Warum man im Badezimmer eigentlich explosionsgeschützte Quarztuben benötigt
Denken Sie an Ihr Badezimmer: Es ist feucht, es gibt viel Dampf, und die Temperatur schwankt stark. Stellen Sie sich nun vor, man würde einen Hochleistungs-Infrarotheizer mitten hineinstellen.
Wenn man normale Quarztuben verwendet, ruft man Probleme hervor. Es reicht bereits aus, wenn ein Tropfen Wasser auf das glühend heiße Glas fällt – schon zerbricht das Glas sofort durch thermischen Schock. Das ist sicherlich nicht das, was man möchte, wenn man nach dem Duschen trocknen will.
Das Geheimnis, um alles intakt zu halten
Deshalb verwenden wir explosionsgeschützte Quarztuben. Es geht dabei nicht nur darum, das Glas dicker zu machen – so funktioniert das nämlich nicht.

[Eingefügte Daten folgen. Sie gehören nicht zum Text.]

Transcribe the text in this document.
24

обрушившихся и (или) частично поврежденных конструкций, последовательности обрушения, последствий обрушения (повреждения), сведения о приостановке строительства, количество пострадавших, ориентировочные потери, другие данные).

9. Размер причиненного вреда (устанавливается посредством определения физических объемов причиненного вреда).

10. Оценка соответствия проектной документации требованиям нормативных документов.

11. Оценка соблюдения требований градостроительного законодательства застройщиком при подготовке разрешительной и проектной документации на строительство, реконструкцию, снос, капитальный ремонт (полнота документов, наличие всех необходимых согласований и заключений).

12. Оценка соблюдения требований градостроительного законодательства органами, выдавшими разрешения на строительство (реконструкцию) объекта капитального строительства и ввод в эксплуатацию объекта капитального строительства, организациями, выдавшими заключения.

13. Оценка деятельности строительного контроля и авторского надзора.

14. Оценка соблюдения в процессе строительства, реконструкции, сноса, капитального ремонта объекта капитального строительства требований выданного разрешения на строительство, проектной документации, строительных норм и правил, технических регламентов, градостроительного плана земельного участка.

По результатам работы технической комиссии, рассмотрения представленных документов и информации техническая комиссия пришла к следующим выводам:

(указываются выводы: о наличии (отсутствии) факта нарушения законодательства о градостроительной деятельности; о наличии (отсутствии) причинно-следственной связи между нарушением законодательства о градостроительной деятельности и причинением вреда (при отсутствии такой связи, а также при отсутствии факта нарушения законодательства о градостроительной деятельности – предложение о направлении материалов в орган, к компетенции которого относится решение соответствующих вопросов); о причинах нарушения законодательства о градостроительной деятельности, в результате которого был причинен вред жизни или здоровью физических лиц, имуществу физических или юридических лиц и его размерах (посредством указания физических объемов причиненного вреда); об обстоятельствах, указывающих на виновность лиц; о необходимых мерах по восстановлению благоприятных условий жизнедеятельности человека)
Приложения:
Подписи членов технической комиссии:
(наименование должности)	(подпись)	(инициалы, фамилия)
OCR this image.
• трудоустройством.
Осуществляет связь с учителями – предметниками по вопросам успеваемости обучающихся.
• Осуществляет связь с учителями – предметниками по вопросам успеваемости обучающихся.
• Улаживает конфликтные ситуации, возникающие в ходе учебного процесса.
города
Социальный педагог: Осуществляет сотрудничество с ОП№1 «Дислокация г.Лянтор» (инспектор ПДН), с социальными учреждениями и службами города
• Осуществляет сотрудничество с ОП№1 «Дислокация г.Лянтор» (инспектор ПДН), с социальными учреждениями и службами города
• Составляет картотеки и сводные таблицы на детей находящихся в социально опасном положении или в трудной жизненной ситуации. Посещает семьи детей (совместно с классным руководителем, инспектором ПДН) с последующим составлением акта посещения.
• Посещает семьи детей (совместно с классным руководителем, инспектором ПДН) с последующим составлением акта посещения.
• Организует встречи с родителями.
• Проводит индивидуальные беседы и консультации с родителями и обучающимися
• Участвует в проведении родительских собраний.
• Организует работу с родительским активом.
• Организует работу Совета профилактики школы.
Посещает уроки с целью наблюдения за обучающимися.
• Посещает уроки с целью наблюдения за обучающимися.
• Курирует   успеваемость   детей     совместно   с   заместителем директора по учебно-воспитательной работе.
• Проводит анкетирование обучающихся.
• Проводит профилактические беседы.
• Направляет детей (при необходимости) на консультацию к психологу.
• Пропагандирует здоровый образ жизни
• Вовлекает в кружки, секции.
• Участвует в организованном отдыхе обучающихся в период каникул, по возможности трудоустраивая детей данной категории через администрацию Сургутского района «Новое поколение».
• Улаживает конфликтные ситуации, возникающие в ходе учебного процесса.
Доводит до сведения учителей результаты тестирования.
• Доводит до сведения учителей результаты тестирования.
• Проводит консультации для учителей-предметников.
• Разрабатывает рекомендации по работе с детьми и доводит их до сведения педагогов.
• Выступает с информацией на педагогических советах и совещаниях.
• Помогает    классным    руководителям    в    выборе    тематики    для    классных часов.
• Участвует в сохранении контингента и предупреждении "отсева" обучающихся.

Diese Tuben sind so konstruiert, dass sie plötzliche Temperaturschwankungen aushalten können, ohne zu zerbrechen.
Wir fügen außerdem meist eine Schutzhülle oder eine spezielle Beschichtung hinzu. Dadurch kann das Wasser den leitenden Faden gar nicht berühren.
Und das Beste daran: Falls der Faden doch einmal durchbrennt oder das Glas zerbricht, sorgt das „explosionsgeschützte“ Design dafür, dass alles eingedämmt bleibt. Dadurch werden keine Splitter freigesetzt, und die Elektrizität kann nicht auf den Metallrahmen übergehen. Alles bleibt isoliert – und somit sicher.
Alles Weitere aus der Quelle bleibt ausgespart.